Rétro 2022

Les décès marquants de l’année 2022 : Elizabeth II, Godard, Soulages, Vitti, Ulliel...

Avec Sempé, le Petit Nicolas a perdu son deuxième papa. Mais pas que. Les disparus de l’année à hauteur d’enfant.

Ce matin, maman m’a sorti du lit, je voulais pas, dehors il fait froid. Elle m’a dit : «Allez, lève-toi, tu vas être en retard pour l’école.» Je trouve que c’est quand même une drôle d’idée d’aller à l’école quand il fait -100°C. Mettre le nez dehors, c’est risquer de disparaître comme les dinosaures d’Yves Coppens (22 juin). Vous avez déjà vu un tyrannosaure au nez congelé ? Non. C’est bien la preuve que c’est dangereux.

Franchement, c’est plutôt un jour à rester sous la couette, à lire ma BD préférée, Valérian et Laureline, de Jean-Claude Mézières (23 janvier). Deux aventuriers traversent le temps et l’espace pour sauver la planète Terre, c’est sensass.
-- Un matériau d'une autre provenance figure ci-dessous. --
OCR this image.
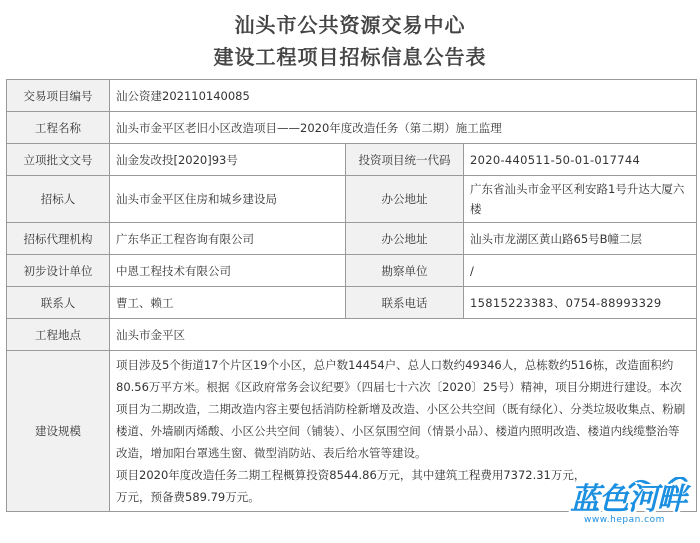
汕头市公共资源交易中心
建设工程项目招标信息公告表
交易项目编号	汕公资建202110140085		
工程名称	汕头市金平区老旧小区改造项目——2020年度改造任务（第二期）施工监理		
立项批文文号	汕金发改投[2020]93号	投资项目统一代码	2020-440511-50-01-017744
招标人	汕头市金平区住房和城乡建设局	办公地址	广东省汕头市金平区利安路1号升达大厦六楼
招标代理机构	广东华正工程咨询有限公司	办公地址	汕头市龙湖区黄山路65号B幢二层
初步设计单位	中恩工程技术有限公司	勘察单位	/
联系人	曹工、赖工	联系电话	15815223383、0754-88993329
工程地点	汕头市金平区		
建设规模	项目涉及5个街道17个片区19个小区，总户数14454户、总人口数约49346人，总栋数约516栋，改造面积约80.56万平方米。根据《区政府常务会议纪要》（四届七十六次〔2020〕25号）精神，项目分期进行建设。本次项目为二期改造，二期改造内容主要包括消防栓新增及改造、小区公共空间（既有绿化）、分类垃圾收集点、粉刷楼道、外墙刷丙烯酸、小区公共空间（铺装）、小区氛围空间（情景小品）、楼道内照明改造、楼道内线缆整治等改造，增加阳台罩逃生窗、微型消防站、表后给水管等建设。
项目2020年度改造任务二期工程概算投资8544.86万元，其中建筑工程费用7372.31万元，
万元，预备费589.79万元。			蓝色河畔
www.hepan.com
J’aime bien aussi les racontars de Jean Teulé (18 octobre), surtout le Magasin des suicides, où des gens viennent acheter de quoi passer de vie à trépas, parce que la mort, ça fait peur, ça rend triste, mais on peut en rire.

La saga paysanne de Claude Michelet (26 mai) traîne au pied de mon lit. Quand j’ai lu Des grives aux loups, je courais dans toutes les pièces de l’appartement en hurlant «aouhhh, aouhhh, aouhhh», ce qui a mis en colère papa, surtout quand j’ai renversé toute sa collection de CD, Monnette Sudler (21 août), Pharoah Sanders (24 septembre), Coolio (28 septembre), Mimi Parker (5 novembre), Orlando Julius (15 avril), Radu Lupu (17 avril), Arno (23 avril), Dani (18 juillet). Heureusement, je n’avais pas abîmé ses livres, ceux édités par Pierre Belfond (24 mai) ou les œuvres de Linda Lê (9 mai), Michel Vinaver (1er mai), Yvonne Baby (3 août), Javier Marias (11 septembre), Patrick Kéchichian (18 octobre), Jacques Abeille (23 janvier). Là, mes oreilles auraient drôlement bourdonné.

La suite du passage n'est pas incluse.